Guzman, along with 7,300 others, participated in a naturalization ceremony at the Los Angeles Convention Center, the Los Angeles Daily News reports.
"I'm happy," Guzman told the Daily News after the ceremony, speaking in Tagalog, the official language of the Philippines.
Only 27 people older than age 100 have become U.S. citizens in the past 50 years, according to U.S. Citizenship and Immigration office. The oldest person to ever receive citizenship was 117 years old.
Guzman's wife, and two of their adult children became U.S. citizens, but Guzman never applied.
Guzman, who has 20 grandchildren, wanted to renew his green card when his niece and caretaker, Julie Guzman, recommended he go for citizenship. But he was nervous about answering U.S. history questions during the interview, she said.
A paralegal helped convince Guzman that citizenship would be wiser, and cheaper, than renewing his green card.

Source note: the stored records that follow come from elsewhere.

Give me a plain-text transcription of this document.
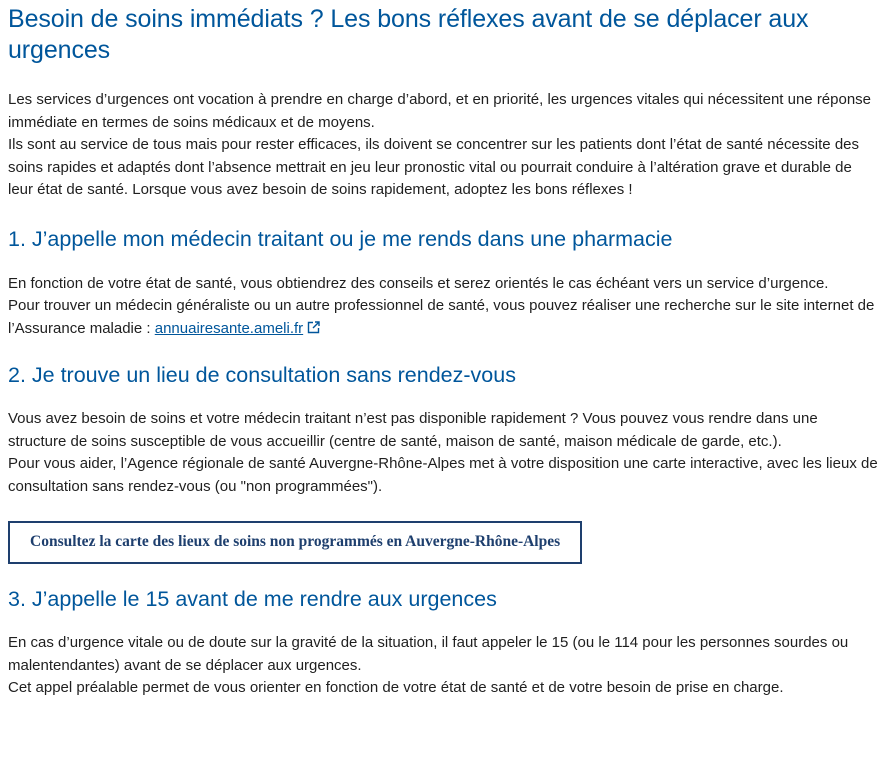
Besoin de soins immédiats ? Les bons réflexes avant de se déplacer aux urgences

Les services d’urgences ont vocation à prendre en charge d’abord, et en priorité, les urgences vitales qui nécessitent une réponse immédiate en termes de soins médicaux et de moyens.

Ils sont au service de tous mais pour rester efficaces, ils doivent se concentrer sur les patients dont l’état de santé nécessite des soins rapides et adaptés dont l’absence mettrait en jeu leur pronostic vital ou pourrait conduire à l’altération grave et durable de leur état de santé. Lorsque vous avez besoin de soins rapidement, adoptez les bons réflexes !

1. J’appelle mon médecin traitant ou je me rends dans une pharmacie

En fonction de votre état de santé, vous obtiendrez des conseils et serez orientés le cas échéant vers un service d’urgence.

Pour trouver un médecin généraliste ou un autre professionnel de santé, vous pouvez réaliser une recherche sur le site internet de l’Assurance maladie : annuairesante.ameli.fr

2. Je trouve un lieu de consultation sans rendez-vous

Vous avez besoin de soins et votre médecin traitant n’est pas disponible rapidement ? Vous pouvez vous rendre dans une structure de soins susceptible de vous accueillir (centre de santé, maison de santé, maison médicale de garde, etc.).

Pour vous aider, l’Agence régionale de santé Auvergne-Rhône-Alpes met à votre disposition une carte interactive, avec les lieux de consultation sans rendez-vous (ou "non programmées").

Consultez la carte des lieux de soins non programmés en Auvergne-Rhône-Alpes
3. J’appelle le 15 avant de me rendre aux urgences

En cas d’urgence vitale ou de doute sur la gravité de la situation, il faut appeler le 15 (ou le 114 pour les personnes sourdes ou malentendantes) avant de se déplacer aux urgences.

Cet appel préalable permet de vous orienter en fonction de votre état de santé et de votre besoin de prise en charge.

"From there he could not sleep," Julie Guzman said. "He'd always been wondering how he is going to answer the officer. Every day he'd sleep from only 12 to 1 a.m., and he kept reading the history book. Then I said, 'Darling you don't need to memorize that.'"
Even after a doctor signed a waiver saying Guzman is unable to memorize information, he kept studying, his niece said.

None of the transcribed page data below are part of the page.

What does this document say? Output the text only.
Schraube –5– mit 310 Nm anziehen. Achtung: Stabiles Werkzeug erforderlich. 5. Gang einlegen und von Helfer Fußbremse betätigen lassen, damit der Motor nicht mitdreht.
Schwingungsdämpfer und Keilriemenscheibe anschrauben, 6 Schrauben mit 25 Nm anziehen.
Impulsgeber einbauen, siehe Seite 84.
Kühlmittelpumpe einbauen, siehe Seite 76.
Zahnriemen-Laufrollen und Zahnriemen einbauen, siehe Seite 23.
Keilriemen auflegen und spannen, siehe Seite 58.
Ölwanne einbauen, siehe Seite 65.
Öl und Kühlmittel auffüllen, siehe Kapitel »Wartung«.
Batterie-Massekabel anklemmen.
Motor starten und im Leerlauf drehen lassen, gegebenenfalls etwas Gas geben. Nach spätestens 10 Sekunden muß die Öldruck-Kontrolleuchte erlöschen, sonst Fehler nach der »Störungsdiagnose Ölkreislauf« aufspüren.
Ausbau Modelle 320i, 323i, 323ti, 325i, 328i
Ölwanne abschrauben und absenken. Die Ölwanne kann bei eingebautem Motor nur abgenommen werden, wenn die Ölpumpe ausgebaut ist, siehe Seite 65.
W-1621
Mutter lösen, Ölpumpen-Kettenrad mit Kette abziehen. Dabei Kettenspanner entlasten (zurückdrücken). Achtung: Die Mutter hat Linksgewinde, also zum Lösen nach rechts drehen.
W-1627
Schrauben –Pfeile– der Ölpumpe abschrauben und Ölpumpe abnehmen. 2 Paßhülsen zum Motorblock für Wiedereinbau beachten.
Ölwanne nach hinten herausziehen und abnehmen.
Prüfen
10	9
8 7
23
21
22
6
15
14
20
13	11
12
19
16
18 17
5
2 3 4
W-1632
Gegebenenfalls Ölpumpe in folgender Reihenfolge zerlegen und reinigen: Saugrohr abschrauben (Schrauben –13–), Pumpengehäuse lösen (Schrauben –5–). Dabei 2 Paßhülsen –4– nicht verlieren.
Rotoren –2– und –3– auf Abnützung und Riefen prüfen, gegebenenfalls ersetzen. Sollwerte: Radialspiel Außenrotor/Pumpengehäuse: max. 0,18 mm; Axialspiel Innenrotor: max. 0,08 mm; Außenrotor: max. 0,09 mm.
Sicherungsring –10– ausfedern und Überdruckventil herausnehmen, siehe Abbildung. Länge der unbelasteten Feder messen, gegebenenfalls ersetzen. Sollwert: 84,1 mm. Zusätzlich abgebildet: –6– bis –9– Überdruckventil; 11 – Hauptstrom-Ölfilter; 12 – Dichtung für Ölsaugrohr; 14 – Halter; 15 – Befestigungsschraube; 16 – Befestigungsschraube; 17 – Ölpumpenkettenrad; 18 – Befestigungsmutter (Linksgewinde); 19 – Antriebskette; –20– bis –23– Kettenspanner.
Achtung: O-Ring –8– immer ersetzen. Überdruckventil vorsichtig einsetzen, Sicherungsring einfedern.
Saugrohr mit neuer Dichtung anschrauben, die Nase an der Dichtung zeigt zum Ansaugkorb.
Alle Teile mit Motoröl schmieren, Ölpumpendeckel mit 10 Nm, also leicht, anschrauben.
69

Julie Guzman, already a citizen herself, attended the ceremony Wednesday to support her uncle. She said Guzman, who speaks little English, is hard of hearing and most likely couldn't understand the judge administering the oath.

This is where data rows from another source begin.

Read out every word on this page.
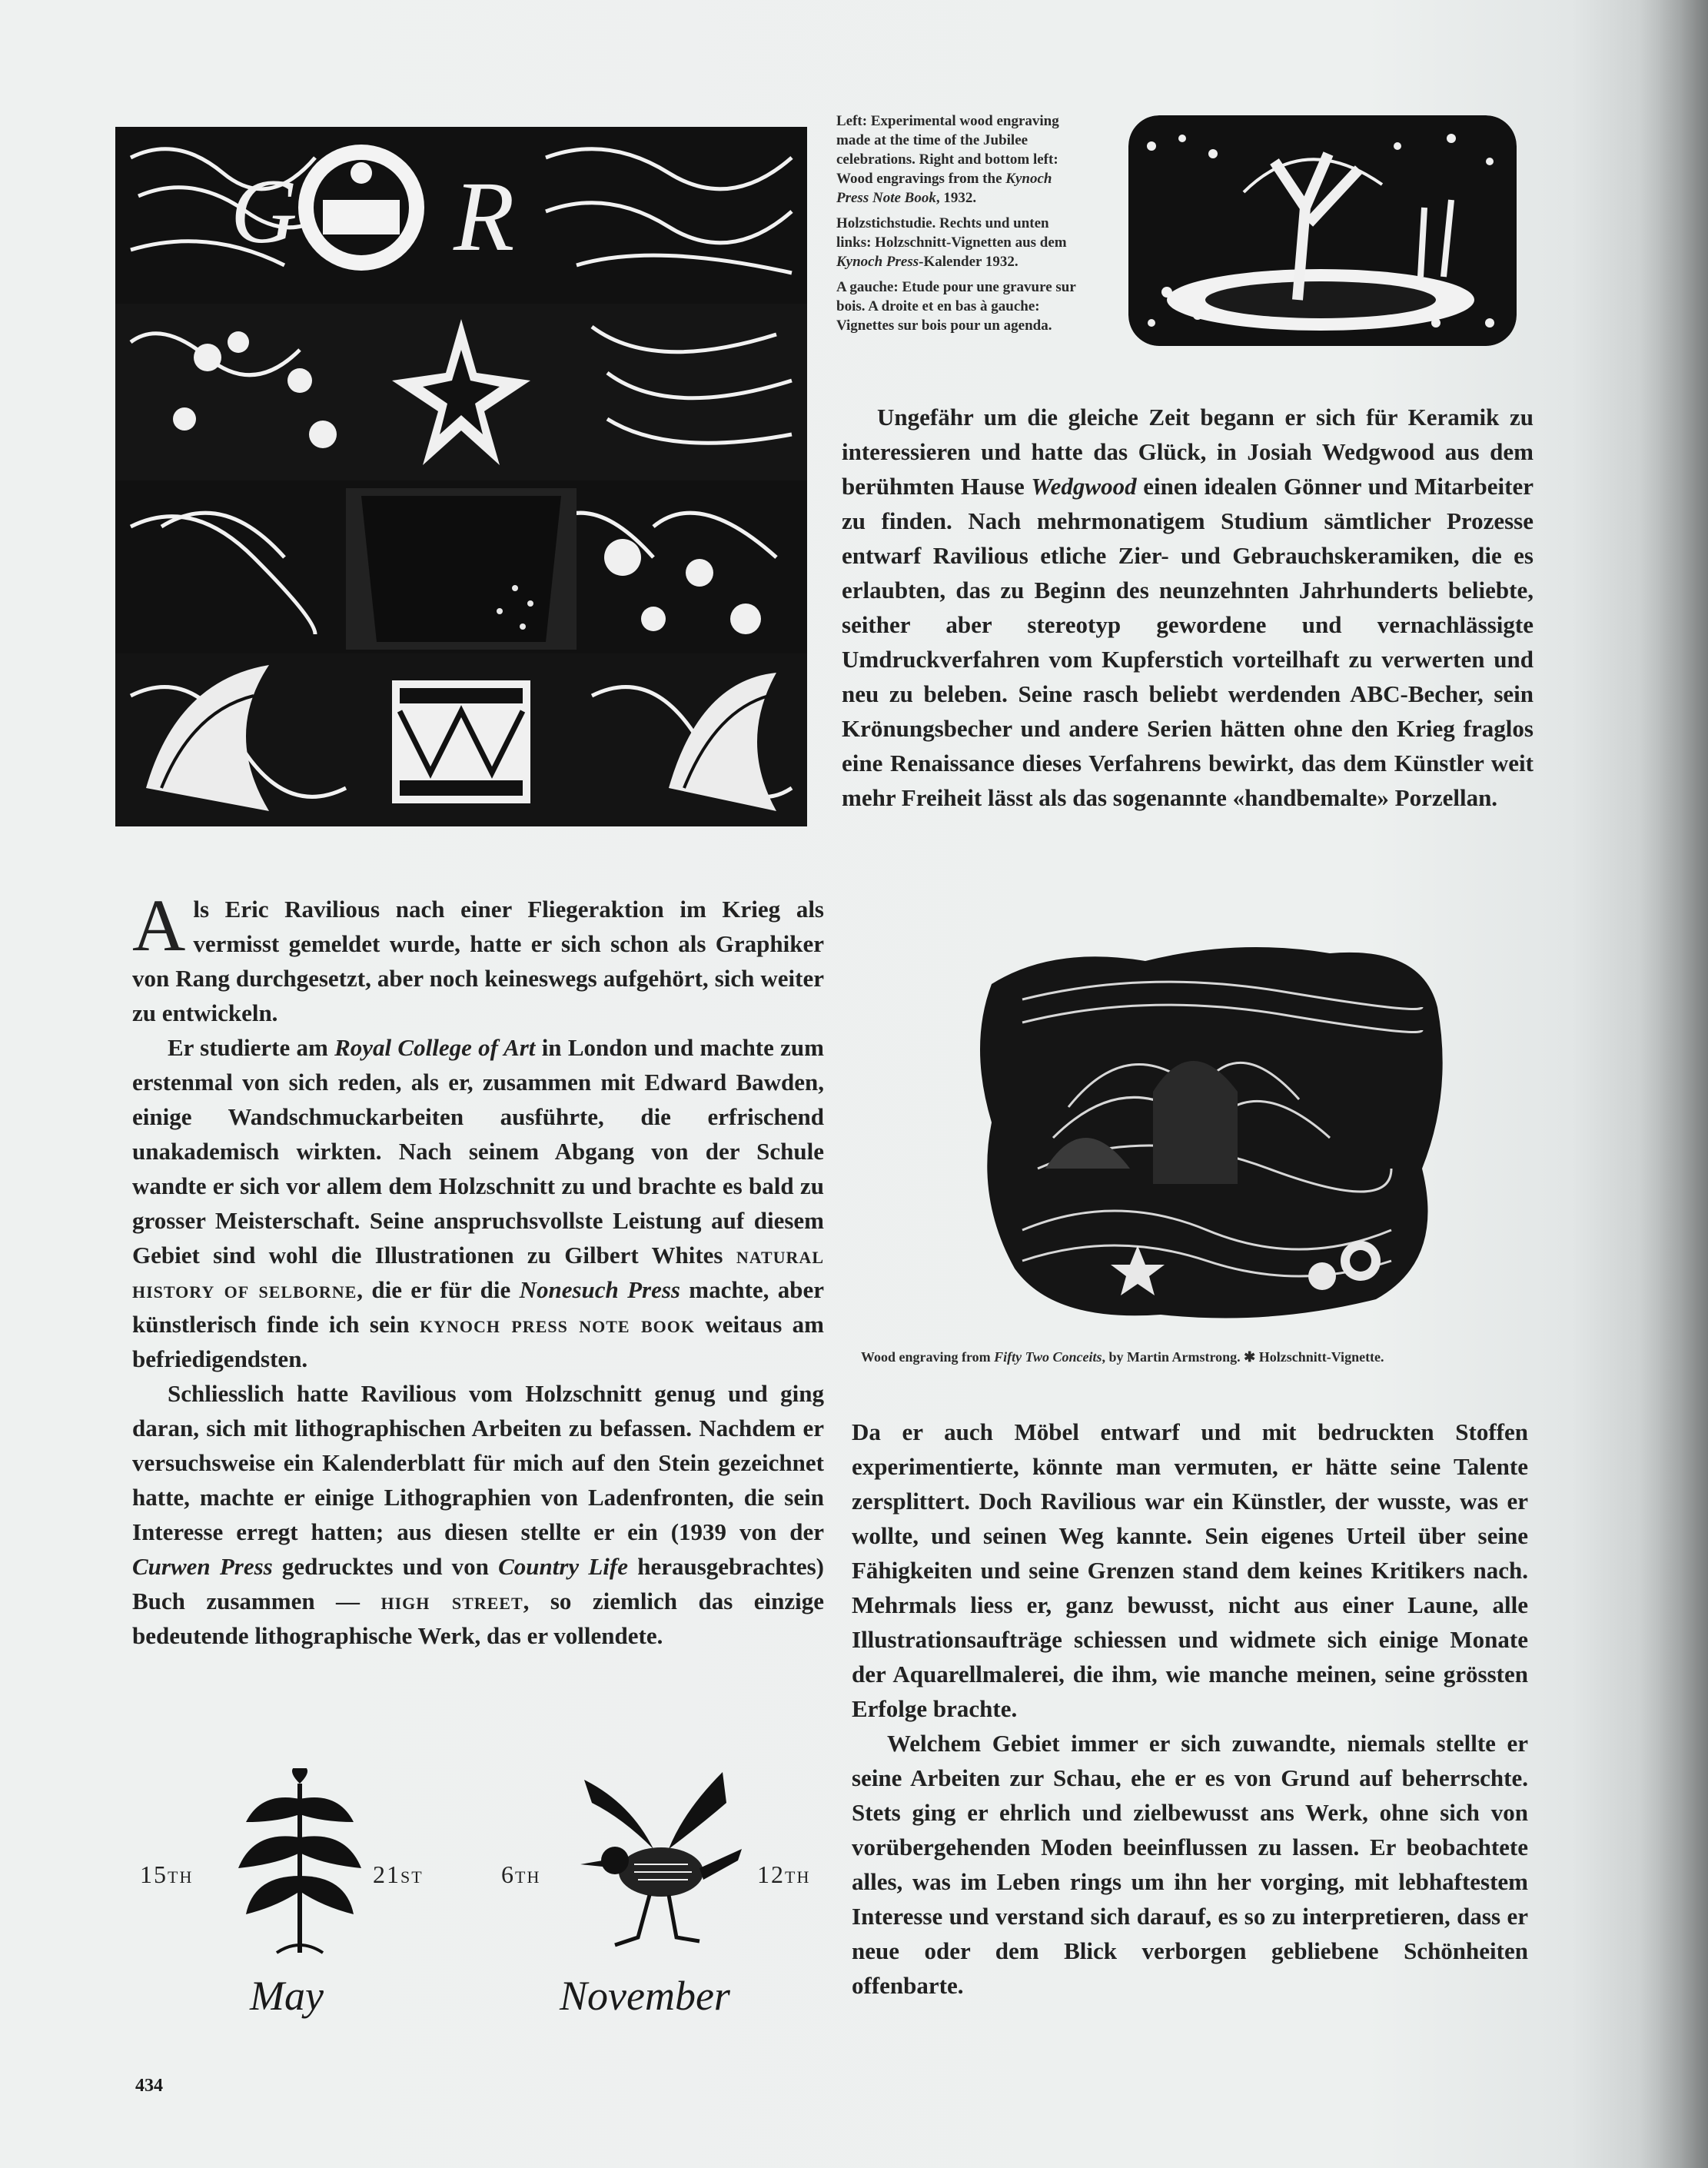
G R

Left: Experimental wood engraving made at the time of the Jubilee celebrations. Right and bottom left: Wood engravings from the Kynoch Press Note Book, 1932.

Holzstichstudie. Rechts und unten links: Holzschnitt-Vignetten aus dem Kynoch Press-Kalender 1932.

A gauche: Etude pour une gravure sur bois. A droite et en bas à gauche: Vignettes sur bois pour un agenda.

Ungefähr um die gleiche Zeit begann er sich für Keramik zu interessieren und hatte das Glück, in Josiah Wedgwood aus dem berühmten Hause Wedgwood einen idealen Gönner und Mitarbeiter zu finden. Nach mehrmonatigem Studium sämtlicher Prozesse entwarf Ravilious etliche Zier- und Gebrauchskeramiken, die es erlaubten, das zu Beginn des neunzehnten Jahrhunderts beliebte, seither aber stereotyp gewordene und vernachlässigte Umdruckverfahren vom Kupferstich vorteilhaft zu verwerten und neu zu beleben. Seine rasch beliebt werdenden ABC-Becher, sein Krönungsbecher und andere Serien hätten ohne den Krieg fraglos eine Renaissance dieses Verfahrens bewirkt, das dem Künstler weit mehr Freiheit lässt als das sogenannte «handbemalte» Porzellan.

Wood engraving from Fifty Two Conceits, by Martin Armstrong. ✱ Holzschnitt-Vignette.

Als Eric Ravilious nach einer Fliegeraktion im Krieg als vermisst gemeldet wurde, hatte er sich schon als Graphiker von Rang durchgesetzt, aber noch keineswegs aufgehört, sich weiter zu entwickeln.

Er studierte am Royal College of Art in London und machte zum erstenmal von sich reden, als er, zusammen mit Edward Bawden, einige Wandschmuckarbeiten ausführte, die erfrischend unakademisch wirkten. Nach seinem Abgang von der Schule wandte er sich vor allem dem Holzschnitt zu und brachte es bald zu grosser Meisterschaft. Seine anspruchsvollste Leistung auf diesem Gebiet sind wohl die Illustrationen zu Gilbert Whites natural history of selborne, die er für die Nonesuch Press machte, aber künstlerisch finde ich sein kynoch press note book weitaus am befriedigendsten.

Schliesslich hatte Ravilious vom Holzschnitt genug und ging daran, sich mit lithographischen Arbeiten zu befassen. Nachdem er versuchsweise ein Kalenderblatt für mich auf den Stein gezeichnet hatte, machte er einige Lithographien von Ladenfronten, die sein Interesse erregt hatten; aus diesen stellte er ein (1939 von der Curwen Press gedrucktes und von Country Life herausgebrachtes) Buch zusammen — high street, so ziemlich das einzige bedeutende lithographische Werk, das er vollendete.

Da er auch Möbel entwarf und mit bedruckten Stoffen experimentierte, könnte man vermuten, er hätte seine Talente zersplittert. Doch Ravilious war ein Künstler, der wusste, was er wollte, und seinen Weg kannte. Sein eigenes Urteil über seine Fähigkeiten und seine Grenzen stand dem keines Kritikers nach. Mehrmals liess er, ganz bewusst, nicht aus einer Laune, alle Illustrationsaufträge schiessen und widmete sich einige Monate der Aquarellmalerei, die ihm, wie manche meinen, seine grössten Erfolge brachte.

Welchem Gebiet immer er sich zuwandte, niemals stellte er seine Arbeiten zur Schau, ehe er es von Grund auf beherrschte. Stets ging er ehrlich und zielbewusst ans Werk, ohne sich von vorübergehenden Moden beeinflussen zu lassen. Er beobachtete alles, was im Leben rings um ihn her vorging, mit lebhaftestem Interesse und verstand sich darauf, es so zu interpretieren, dass er neue oder dem Blick verborgen gebliebene Schönheiten offenbarte.

15TH	21ST	6TH	12TH
May	November
434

The day of the ceremony, Guzman woke up at 5 a.m., excited and worrying about how his hair looked. During the ceremony, Julie Guzman helped her uncle out of his wheelchair so that he could stand during the singing of the Star-Spangled Banner and the citing of the Pledge of Allegiance. While he stood, Guzman, from North Hollywood, Calif., placed his hand over his heart, next to an American flag in his coat pocket.
"He was so happy. He was so excited," his niece said. "We're so very, very proud of him."